Ho Candy P S, Tromans Christopher, Schnabel Julia A, Brady Michael
Wolfson Medical Vision Lab, Department of Engineering Science, University of Oxford, Parks Road, OX1 3PJ, UK.
Annu Int Conf IEEE Eng Med Biol Soc. 2010;2010:3166-9. doi: 10.1109/IEMBS.2010.5627398.
The detection of microcalcifications, reconstruction of clusters of microcalcifications and their subsequent classification into malignant and benign are important tasks in the early detection of breast cancer. Digital breast tomosynthesis (DBT) provides new opportunities in such tasks. By utilizing the multiple projections in DBT and using the geometry of DBT, we have developed an approach to them based on epipolar curves. It improves the sensitivity and specificity in detection; provides information for estimation of 3D positions of microcalcifications; and facilitates classification. We have generated 15 simulated datasets, each with a microcalcification cluster based on an ellipsoidal shape. We estimate the 3D positions of the microcalcifications in each of the clusters and reconstruct the clusters as ellipsoids. We classify each cluster as malignant or benign based on the parameters of the ellipsoids. The classification result is compared with the ground truth. Our results show that the deviations between the actual and estimated 3D positions of the microcalcification, and the actual and estimated parameters of the ellipsoids are sufficiently small that the classification results are 100% correct. This demonstrates the feasibility in cluster classification in 3D.

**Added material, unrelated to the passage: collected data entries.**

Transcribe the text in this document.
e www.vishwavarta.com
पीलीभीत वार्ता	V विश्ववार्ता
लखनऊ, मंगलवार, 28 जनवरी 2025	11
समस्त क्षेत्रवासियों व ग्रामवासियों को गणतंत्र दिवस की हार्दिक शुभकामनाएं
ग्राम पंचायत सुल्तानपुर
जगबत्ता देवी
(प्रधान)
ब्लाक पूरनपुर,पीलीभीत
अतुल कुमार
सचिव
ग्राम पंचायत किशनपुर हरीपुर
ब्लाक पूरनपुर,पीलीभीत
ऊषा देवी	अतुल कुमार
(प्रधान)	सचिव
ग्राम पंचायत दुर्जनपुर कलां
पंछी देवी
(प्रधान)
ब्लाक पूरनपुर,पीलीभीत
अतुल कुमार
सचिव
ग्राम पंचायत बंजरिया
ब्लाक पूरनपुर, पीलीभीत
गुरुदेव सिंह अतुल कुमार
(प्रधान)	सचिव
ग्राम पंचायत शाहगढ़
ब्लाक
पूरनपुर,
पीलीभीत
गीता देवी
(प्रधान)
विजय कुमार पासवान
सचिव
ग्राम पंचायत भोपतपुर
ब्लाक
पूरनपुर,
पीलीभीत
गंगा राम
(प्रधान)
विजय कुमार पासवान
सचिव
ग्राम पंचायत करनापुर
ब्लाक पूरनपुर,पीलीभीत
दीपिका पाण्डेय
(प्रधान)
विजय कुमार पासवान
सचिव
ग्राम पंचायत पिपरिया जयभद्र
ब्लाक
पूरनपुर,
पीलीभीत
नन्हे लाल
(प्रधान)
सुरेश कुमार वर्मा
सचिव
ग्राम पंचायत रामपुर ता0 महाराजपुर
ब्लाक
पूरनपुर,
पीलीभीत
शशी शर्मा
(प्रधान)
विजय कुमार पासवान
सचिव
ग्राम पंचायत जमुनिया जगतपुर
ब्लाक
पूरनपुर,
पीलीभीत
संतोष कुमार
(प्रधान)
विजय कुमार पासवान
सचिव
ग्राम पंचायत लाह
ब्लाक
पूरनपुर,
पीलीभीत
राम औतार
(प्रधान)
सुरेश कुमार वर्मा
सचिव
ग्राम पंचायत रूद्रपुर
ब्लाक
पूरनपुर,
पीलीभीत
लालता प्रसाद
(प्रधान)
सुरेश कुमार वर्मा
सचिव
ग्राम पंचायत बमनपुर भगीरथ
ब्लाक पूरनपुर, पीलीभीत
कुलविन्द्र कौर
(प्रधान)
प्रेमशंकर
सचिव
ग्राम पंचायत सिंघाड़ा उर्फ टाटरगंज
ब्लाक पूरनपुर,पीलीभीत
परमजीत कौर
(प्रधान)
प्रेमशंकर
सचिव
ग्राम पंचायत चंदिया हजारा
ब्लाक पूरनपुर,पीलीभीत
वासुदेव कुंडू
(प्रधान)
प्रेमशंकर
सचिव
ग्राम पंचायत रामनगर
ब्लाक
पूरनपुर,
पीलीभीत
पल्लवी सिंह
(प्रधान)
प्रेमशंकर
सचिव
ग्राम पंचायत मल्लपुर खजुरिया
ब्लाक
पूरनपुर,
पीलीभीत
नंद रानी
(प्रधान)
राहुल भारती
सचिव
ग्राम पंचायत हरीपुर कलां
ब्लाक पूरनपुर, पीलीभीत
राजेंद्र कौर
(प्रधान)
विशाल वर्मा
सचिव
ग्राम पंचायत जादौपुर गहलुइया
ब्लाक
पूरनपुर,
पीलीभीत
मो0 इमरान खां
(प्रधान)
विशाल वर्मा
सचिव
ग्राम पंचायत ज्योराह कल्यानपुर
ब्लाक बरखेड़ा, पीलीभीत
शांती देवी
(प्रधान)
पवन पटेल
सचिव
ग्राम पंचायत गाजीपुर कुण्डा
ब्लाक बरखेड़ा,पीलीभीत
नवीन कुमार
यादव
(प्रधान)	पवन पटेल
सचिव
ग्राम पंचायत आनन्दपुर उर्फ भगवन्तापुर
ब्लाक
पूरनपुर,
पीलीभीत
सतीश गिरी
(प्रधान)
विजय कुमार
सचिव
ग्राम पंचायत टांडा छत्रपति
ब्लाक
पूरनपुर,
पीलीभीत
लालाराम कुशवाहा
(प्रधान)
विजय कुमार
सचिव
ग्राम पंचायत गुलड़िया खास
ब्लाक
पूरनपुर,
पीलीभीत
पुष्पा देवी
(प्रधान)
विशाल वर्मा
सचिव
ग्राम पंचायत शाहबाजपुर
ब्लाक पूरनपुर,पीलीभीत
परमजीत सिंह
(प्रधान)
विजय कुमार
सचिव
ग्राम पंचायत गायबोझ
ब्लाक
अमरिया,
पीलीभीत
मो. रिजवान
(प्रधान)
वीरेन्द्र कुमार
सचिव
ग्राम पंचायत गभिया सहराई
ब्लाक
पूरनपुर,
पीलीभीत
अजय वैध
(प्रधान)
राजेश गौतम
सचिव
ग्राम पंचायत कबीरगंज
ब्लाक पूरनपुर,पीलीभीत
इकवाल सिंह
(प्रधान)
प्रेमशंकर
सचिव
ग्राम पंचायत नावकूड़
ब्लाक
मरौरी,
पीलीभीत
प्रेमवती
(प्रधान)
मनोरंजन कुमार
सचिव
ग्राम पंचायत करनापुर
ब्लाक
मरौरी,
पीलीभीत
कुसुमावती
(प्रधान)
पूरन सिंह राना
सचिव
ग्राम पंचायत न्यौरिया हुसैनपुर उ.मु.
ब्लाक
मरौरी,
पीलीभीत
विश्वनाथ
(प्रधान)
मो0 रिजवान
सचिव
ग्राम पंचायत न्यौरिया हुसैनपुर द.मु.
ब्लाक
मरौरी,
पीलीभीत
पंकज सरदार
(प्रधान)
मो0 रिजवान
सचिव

微钙化的检测、微钙化簇的重建以及随后将其分类为恶性和良性是乳腺癌早期检测中的重要任务。数字乳腺断层合成(DBT)在此类任务中提供了新的机遇。通过利用DBT中的多个投影并运用DBT的几何原理,我们开发了一种基于极线曲线的方法来处理这些任务。该方法提高了检测的灵敏度和特异性;为微钙化三维位置的估计提供了信息;并有助于分类。我们生成了15个模拟数据集,每个数据集都有一个基于椭球体形状的微钙化簇。我们估计每个簇中微钙化的三维位置,并将这些簇重建为椭球体。我们根据椭球体的参数将每个簇分类为恶性或良性。将分类结果与真实情况进行比较。我们的结果表明,微钙化实际三维位置与估计三维位置之间以及椭球体实际参数与估计参数之间的偏差足够小,以至于分类结果100%正确。这证明了三维簇分类的可行性。